Dr Brett Neilson is Professor and Deputy Director at the Institute for Culture and Society, Western Sydney University. With Sandro Mezzadra, he is author of Border as Method, or, the Multiplication of Labor (Duke University Press, 2013) and The Politics of Operations: Excavating Contemporary Capitalism (Duke University Press, 2019). With Ned Rossiter, Anna Munster, Liam Magee and others, he is working on an Australian Research Council Discovery Project entitled The Geopolitics of Automation. His current writing project is The Rest and the West: Capital and Power in a Multipolar World

Dr Saba Vasefi is a multi-award-winning scholar-journalist, documentary filmmaker and poet. She teaches at the University of Sydney, Macquarie University and University of Canberra. Her report on the gendered harms of detention won the Premier's Multicultural Communications Awards. She is the chief editor of Borderless, A Transnational Anthology of Feminist Poetry and editor of Writing in Resistance for Red Room Poetry. She was twice a judge for the Dolatabadi Book Prize for the Best Book on Women's Literature and Women's Issues and the BR4R Seeking Asylum Poetry Prize. She is a member of The UK Women in Refugee Law (WiRL) network and an honorary member of The Independent Scholars Association of Australia. 

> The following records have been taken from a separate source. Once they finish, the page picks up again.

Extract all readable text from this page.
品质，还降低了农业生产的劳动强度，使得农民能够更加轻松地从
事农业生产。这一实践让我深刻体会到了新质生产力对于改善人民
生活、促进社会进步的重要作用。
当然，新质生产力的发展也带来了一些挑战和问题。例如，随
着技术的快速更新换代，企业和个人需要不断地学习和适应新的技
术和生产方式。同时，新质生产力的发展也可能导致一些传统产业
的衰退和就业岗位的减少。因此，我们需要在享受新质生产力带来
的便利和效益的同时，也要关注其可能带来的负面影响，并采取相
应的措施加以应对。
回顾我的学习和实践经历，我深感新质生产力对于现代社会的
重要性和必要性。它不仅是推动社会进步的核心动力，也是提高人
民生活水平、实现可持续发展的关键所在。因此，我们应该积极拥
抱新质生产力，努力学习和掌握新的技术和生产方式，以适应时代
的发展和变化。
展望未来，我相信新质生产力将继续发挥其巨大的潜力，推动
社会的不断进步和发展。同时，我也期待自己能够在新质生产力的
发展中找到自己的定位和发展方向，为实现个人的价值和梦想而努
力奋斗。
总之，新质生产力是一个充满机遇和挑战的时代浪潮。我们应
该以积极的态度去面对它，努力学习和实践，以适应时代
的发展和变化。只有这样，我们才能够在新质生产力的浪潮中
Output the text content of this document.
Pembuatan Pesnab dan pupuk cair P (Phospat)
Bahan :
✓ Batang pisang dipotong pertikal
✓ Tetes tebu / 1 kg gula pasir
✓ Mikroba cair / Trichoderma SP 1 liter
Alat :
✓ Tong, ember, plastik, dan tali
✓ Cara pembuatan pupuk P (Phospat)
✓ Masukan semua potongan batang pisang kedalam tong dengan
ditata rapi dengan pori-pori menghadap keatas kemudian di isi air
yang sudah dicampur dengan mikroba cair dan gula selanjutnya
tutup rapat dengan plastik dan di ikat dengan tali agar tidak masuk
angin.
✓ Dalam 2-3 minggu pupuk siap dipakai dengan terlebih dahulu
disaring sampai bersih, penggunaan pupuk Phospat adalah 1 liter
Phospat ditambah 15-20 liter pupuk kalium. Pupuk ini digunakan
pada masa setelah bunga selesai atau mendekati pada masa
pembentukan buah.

Umut Ozguc is a lecturer at International Relations. She is an international relations scholar with a research interest in critical border and security studies. She joined Deakin University in 2020 after working as a postdoctoral research fellow in International Ethics at the UNSW Canberra. Her research focuses on the construction of borders in settler colonial states, border walls, posthuman borders, and the changing nature of security in the context of global mobility regime. She is the co-founder of Australian Critical Border Studies Network. 

Dr Daniel Ghezelbash is an Associate Professor and Deputy Director of the Kaldor Centre for International Refugee Law at UNSW Sydney. His research interests include international and comparative refugee and migration law, judicial analytics and access to justice. His research transcends traditional disciplinary barriers, drawing on everything from law, computing, political science, behavioural psychology and data science. He is an Australian Research Council DECRA Fellow, leading a project examining fast-track asylum policies, and whether it is possible to design procedures which are both fair and efficient. He has also published widely on the way restrictive asylum policies have spread around the world. This is the topic of his book, Refuge Lost: Asylum Law in an Interdependent World (Cambridge University Press, 2018).